Once upon a time… Magic words because they signal the beginning of something special – a story is about to be told. According to Wikipedia this phrase has been used in some form since at least 1380 and was the traditional opening for “oral narratives” by 1600. Wikipedia lists equivalents in about 60 languages (Habia una vez, Es war einmal, Il était une fois, and Hapo zamiani za kale for example) and includes two modern variants. (“A long, long time ago” from the song “American Pie” and “a long time ago, in a galaxy far, far away” from the “Star Wars” movie, in case you were curious.) But in any language, these words are the doorway to another world or another way of seeing our world. It’s a form of magic.
I’m the oldest cousin in my family and when I was in college, I had the opportunity to listen to the youngest cousin tell a story. Chris was old enough to be walking and making lots of noise, but he didn’t have any words yet. And yet he told us a story. He told us the same story multiple times, same series of sounds, same inflections, same body language – lots of body language. We didn’t get all of the details, but it was very clear that he was very excited and happy and he wanted us to share in his joy. He had a story to tell.
Some people are natural storytellers. Some people are professional storytellers. But all of us have stories to tell even if sometimes we’re lacking all of the necessary vocabulary. There are many ways to tell stories. Sometimes we use data, and there are some of us who use the language of numbers with great facility. Some stories are best told in pictures, some stories are told in songs, some in poetry. The only limits are our imagination and our ability to make ourselves understood. Sharing our stories is a way to be known by the people around us. Listening to other people’s stories is a way to know them.

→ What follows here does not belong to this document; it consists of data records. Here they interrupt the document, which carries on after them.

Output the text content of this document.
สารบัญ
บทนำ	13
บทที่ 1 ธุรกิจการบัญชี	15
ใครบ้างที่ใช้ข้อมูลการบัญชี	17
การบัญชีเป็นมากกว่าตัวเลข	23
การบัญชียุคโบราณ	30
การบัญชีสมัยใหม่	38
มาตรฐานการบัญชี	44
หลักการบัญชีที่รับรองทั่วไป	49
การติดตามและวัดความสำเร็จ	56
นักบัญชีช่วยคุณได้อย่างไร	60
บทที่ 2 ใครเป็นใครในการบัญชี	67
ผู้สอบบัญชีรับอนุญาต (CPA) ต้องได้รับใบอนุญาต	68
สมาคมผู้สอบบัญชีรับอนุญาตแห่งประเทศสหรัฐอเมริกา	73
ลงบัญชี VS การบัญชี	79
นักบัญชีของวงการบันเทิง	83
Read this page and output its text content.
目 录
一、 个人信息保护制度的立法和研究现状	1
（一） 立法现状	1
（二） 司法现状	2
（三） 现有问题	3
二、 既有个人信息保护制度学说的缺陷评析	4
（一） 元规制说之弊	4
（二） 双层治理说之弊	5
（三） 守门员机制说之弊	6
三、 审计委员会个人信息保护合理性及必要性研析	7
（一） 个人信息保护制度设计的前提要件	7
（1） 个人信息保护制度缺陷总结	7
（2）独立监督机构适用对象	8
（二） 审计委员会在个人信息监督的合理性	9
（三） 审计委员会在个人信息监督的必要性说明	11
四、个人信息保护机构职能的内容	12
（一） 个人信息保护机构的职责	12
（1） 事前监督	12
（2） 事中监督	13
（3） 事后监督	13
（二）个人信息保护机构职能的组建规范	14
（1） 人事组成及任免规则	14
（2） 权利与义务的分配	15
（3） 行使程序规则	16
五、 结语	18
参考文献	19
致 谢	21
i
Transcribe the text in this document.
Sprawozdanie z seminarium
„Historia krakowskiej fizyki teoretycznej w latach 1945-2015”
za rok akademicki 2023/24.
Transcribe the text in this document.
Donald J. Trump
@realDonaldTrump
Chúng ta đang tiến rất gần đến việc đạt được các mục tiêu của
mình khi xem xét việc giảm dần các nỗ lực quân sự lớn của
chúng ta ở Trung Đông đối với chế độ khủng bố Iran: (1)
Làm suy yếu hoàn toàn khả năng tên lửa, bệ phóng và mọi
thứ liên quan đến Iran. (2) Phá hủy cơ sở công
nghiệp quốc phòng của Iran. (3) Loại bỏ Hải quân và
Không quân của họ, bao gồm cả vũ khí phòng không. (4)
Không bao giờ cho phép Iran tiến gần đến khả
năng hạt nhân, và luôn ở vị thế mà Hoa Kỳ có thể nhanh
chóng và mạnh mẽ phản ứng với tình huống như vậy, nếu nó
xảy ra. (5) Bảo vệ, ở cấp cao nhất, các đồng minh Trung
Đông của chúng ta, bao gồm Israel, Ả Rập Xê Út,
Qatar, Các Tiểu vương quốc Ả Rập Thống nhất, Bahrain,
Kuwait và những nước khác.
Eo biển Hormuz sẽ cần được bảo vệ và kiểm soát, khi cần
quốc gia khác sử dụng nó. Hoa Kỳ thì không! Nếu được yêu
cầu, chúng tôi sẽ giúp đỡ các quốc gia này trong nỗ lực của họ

Who gets to hear your stories? It’s also important that we pay attention to whose stories aren’t being told, aren’t being heard. I hope we’re all finding ways to bring more stories into the world, it’s a method of opening the doors to other worlds and other ways of understanding our world – isn’t that what education is all about? Poet Muriel Rukeyser says, “The universe is made of stories, not atoms.” I’m not going to argue that with the physicists, but I have no doubt that our world is, in fact, made up of stories and that sharing them is magic. I hope you’re finding ways to share your stories with others.